Там все было, как и предупреждал отец: высокий частокол вокруг дома, скудная еда и тренировки, тренировки, тренировки… Человек, занимавшийся с ними, был весьма неразговорчив и обучал их без видимой охоты. Однако в искусстве гопломахии он был настоящий виртуоз, и мальчишки подумали, что таким и должен быть настоящий мастер — немногословным и безразличным. Они слушались его беспрекословно и очень старались.
Спустя двадцать дней за ними приехали, забрав без всякого предварительного предупреждения прямо с тренировки. Снова была закрытая со всех сторон повозка и возничий, еще менее словоохотливый, чем их учитель. Доставив мальчишек домой, он тут же уехал прочь. Это случилось шесть дней назад, и дома уже все было так, как сейчас: «белые плащи» у ворот и во дворе, заплаканная мать и вернувшийся из поездки отец с наполненными безысходностью глазами. Выходить из дому им сразу категорически запретили, и лишь этим вечером Лисимед, поманив Крития в чулан, рассказал, что выяснил через Макина, раба, который ходил на рынок, что царь Павсаний умер, и в городе говорят, что в его смерти виноват его сын, царевич Пирр.
Критий сразу догадался, что именно в этом кроется странная перемена в поведении отца. Они с братом проговорили весь вечер, стоя самые различные догадки, но за недостатком сведений так ни к чему и не пришли. И вот Лисимед посапывает под одеялом, а он, Критий, все никак не может сомкнуть глаз.
Что же произошло?
Снаружи послышался шум, долетели голоса солдат, стоявших в карауле у ворот, затем заскрипела калитка. Критий встрепенулся. Посетители, в такое время? Он был уверен, что уже глубоко заполночь.

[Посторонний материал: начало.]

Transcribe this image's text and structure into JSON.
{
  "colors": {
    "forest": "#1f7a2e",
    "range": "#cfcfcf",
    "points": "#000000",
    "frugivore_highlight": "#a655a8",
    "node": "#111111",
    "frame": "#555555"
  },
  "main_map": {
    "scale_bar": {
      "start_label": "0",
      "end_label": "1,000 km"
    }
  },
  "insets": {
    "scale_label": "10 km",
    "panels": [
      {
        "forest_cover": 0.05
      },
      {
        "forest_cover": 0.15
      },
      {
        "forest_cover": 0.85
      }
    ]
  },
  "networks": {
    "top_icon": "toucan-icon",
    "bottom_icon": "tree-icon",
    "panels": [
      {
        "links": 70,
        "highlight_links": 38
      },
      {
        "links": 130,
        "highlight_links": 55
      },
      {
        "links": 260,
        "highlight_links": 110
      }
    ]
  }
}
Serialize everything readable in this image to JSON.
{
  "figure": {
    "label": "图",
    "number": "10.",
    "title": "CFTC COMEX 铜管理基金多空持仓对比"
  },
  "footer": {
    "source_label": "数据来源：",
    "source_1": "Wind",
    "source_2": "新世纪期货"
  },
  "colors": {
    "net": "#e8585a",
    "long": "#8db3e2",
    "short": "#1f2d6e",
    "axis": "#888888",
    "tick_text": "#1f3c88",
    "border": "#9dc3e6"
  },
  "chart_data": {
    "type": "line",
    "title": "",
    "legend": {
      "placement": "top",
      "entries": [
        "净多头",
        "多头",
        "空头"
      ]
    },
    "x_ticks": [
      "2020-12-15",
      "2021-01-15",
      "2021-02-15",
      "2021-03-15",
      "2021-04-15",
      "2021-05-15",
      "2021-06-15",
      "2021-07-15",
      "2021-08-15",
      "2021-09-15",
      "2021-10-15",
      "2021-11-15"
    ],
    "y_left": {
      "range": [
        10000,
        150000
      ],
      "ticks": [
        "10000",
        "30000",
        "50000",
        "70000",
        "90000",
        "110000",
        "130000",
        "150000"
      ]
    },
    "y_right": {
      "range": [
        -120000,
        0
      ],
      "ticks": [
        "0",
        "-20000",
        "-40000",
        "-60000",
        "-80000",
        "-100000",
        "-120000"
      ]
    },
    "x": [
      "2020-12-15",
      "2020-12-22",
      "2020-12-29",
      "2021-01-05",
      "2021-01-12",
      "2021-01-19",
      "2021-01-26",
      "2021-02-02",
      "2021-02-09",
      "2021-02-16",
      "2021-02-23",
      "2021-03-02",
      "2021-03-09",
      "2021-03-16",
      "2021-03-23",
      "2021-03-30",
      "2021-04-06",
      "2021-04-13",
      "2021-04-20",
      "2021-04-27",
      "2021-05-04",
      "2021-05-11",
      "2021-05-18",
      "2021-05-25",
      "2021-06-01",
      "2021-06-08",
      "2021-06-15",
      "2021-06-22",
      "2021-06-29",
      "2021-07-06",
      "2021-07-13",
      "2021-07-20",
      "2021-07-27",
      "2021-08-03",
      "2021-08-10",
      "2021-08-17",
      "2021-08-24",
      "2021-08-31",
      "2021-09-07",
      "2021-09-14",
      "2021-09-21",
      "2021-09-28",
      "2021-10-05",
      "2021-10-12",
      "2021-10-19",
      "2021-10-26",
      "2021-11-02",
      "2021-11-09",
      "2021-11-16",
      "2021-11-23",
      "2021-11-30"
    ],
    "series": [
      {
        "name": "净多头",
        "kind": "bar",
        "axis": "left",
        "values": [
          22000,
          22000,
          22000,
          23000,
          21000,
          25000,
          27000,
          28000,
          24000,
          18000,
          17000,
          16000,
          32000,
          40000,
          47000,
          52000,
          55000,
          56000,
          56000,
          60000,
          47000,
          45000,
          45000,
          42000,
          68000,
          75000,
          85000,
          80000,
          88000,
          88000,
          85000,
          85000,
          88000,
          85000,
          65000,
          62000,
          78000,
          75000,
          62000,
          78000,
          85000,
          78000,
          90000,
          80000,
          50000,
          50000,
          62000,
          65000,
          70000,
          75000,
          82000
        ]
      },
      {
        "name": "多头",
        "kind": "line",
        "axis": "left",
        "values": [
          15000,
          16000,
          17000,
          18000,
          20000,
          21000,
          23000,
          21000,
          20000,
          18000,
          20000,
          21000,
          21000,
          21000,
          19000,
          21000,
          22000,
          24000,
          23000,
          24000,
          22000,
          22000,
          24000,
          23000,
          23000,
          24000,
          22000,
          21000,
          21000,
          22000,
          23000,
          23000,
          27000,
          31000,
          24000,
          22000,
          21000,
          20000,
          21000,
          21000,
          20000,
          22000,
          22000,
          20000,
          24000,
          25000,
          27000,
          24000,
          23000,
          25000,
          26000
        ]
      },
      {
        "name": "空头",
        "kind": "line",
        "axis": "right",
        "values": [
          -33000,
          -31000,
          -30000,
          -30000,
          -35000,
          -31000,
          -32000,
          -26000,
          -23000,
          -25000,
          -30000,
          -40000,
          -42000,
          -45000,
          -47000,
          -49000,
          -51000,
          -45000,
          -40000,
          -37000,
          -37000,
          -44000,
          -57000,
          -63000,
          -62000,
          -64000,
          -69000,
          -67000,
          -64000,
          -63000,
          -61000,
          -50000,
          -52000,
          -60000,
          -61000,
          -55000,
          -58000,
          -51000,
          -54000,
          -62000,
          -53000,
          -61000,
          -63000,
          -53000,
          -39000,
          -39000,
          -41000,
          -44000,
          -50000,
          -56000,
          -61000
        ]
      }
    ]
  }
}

Спрыгнув с подоконника, мальчишка шмыгнул к двери, осторожно приоткрыл ее и бесшумно, как мышь, по привычке, полученной в агеле, выскользнул в коридор. Верхний этаж дома, где находились комнаты управляющего, большинства рабов и их с Лисимедом спальня, спал. Критий осторожно прокрался к лестнице и прислушался. Внизу слышался шум шагов, затем послышались мужские голоса. Один принадлежал отцу, другой был Критию незнаком. Отец и его посетитель находились в библиотеке. Снедаемый, с одной стороны, угрызениями совести, а с другой — желанием разгадать повисшую над домом тайну (а в том, что ночной визит напрямую к ней относится, Критий не сомневался), «волчонок» так же на цыпочках вернулся в свою комнату, достал из-под матраса тонкий загнутый гвоздь и, снова вернувшись в коридор, без труда справился с замком одной из кладовых. Она находилась прямо над библиотекой и, если прижаться ухом к полу, можно было четко слышать все, о чем говорят внизу. Факт, проверенный неоднократно.
Справившись с последними колебаниями — в конце концов, он имеет право знать, раз это касается его семьи — Критий упал на живот и приложил ухо к припорошенным мукой доскам пола. Первая же услышанная фраза вызвала у него учащенное сердцебиение.
— Один из охранников предупредил меня о твоем визите, элименарх Леотихид, — это был голос отца. — Я не ложился и готов выслушать тебя.
Леотихид Агиад!!! Всякому приверженцу Эврипонтидов — а принадлежность к той или другой партии определялась уже в агеле, и Критий как друг Ореста и сын Эпименида не мог быть никем другим — было известно, что это имя одного из злейших врагов. Что делает в их доме этот человек?